The First Lady (or First Dude) of Alaska has traditionally held a more ceremonial role and usually stays out of politics. First ladies sometimes choose a topic to highlight — such as literacy, human trafficking, domestic violence, or another social concern.
It is unusual for a First Lady to conduct official business for the State. Even more unusual is for the State, looking for specific investment from the Chinese government, to accept a gift trip that would have run into the tens of thousands of dollars.
The trip was completed just as the U.S. State Department downgraded China into the worst category for human trafficking, Tier 3, which indicates the communist country has a serious problem with slavery and is making no efforts to curtail it. Russia and Iran are also Tier 3 countries, as are several on the African continent, according to the report released just a few days ago.

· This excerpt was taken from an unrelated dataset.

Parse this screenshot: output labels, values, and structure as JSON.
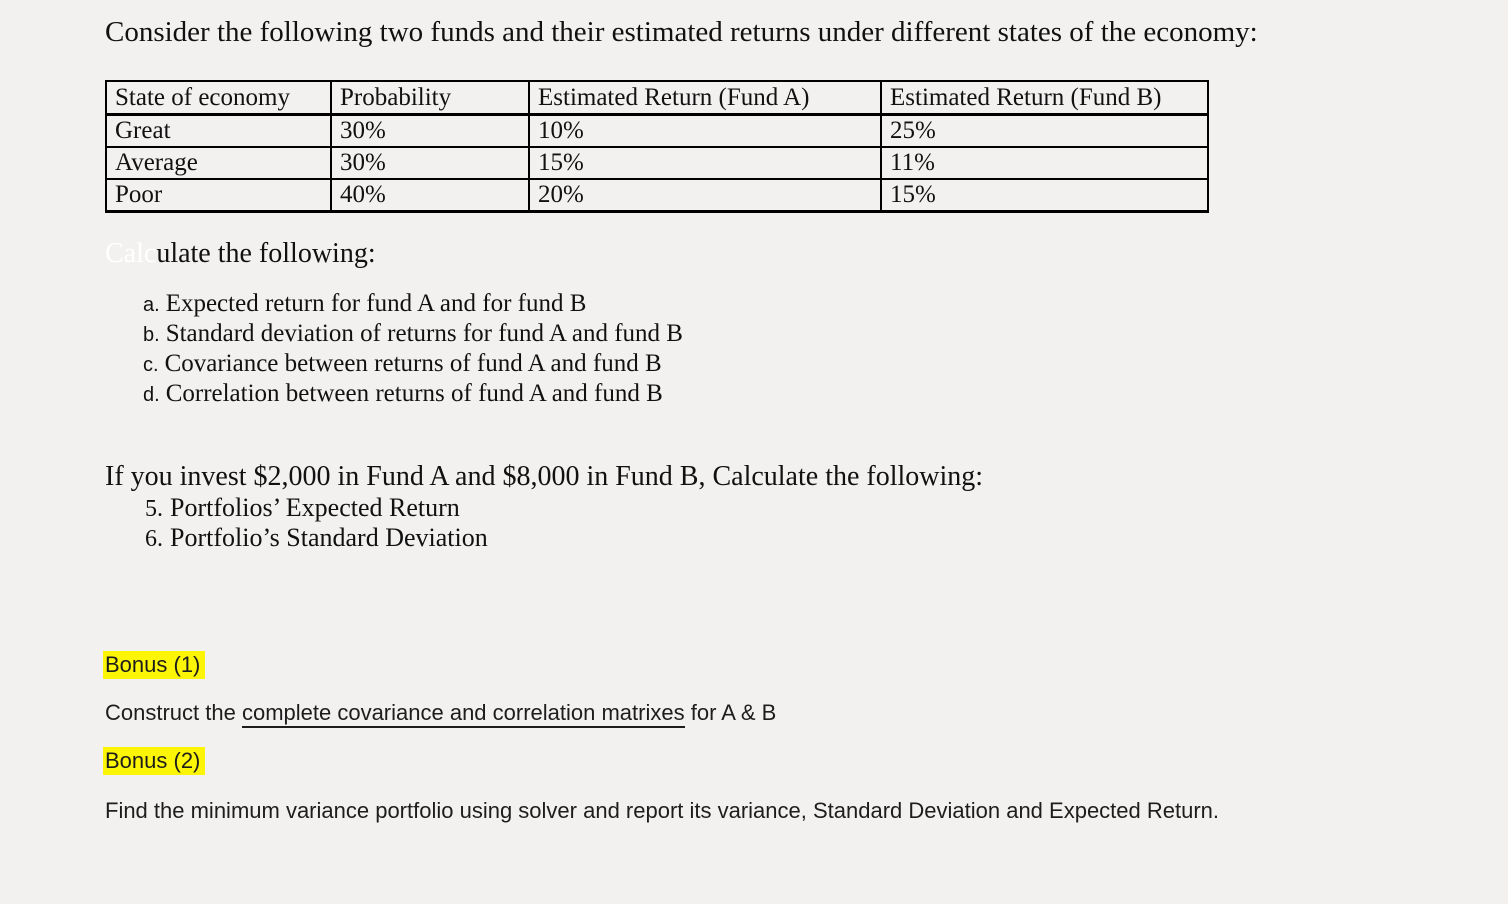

China is Alaska’s largest trading partner, and Gov. Bill Walker has been courting Chinese investors for his go-it-alone gasline. The president of the Alaska Gasline Development Corporation, Keith Meyers, was in China in May, touting Alaska’s gas and working to change the perception that U.S. trade barriers would prevent the Chinese from entering into American liquified natural gas projects.
Meyer, upon returning from China, said he also met with high-ranking Chinese officials. He spoke at the China LNG and Gas International Summit.
Meyer said that Chinese companies, looking to meet their country’s growing demand for gas, had previously felt that U.S. barriers prevented them from participating in American liquefied natural gas projects.
The state-owned corporation that has come under the close control of Gov. Walker is seeking Asian gas buyers to sign long-term contracts, but the project also needs major investors now that ExxonMobil, BP, and ConocoPhillips left the project last year. That might be where the Chinese fit in, at least in Gov. Walker’s mind.
In April, Walker met with Chinese President Xi Jinping as he stopped in Anchorage on his flight home after meeting with President Donald Trump. Walker talked at length with Xi Jinping about the Alaska LNG project, which has only enough money to make it until the end of this calendar year.
The appearance of an ethical breach is in the eye of the beholder. Mrs. Walker does not have the authority to incur any obligations on behalf of the state, but she does have unique and powerful influence over the governor. And she did conduct policy discussions on behalf of the State.
Would Alaskans be comfortable if Gov. Walker, rather than his wife and daughters, accepted an all-expense-paid trip from the Chinese government and held LNG talks?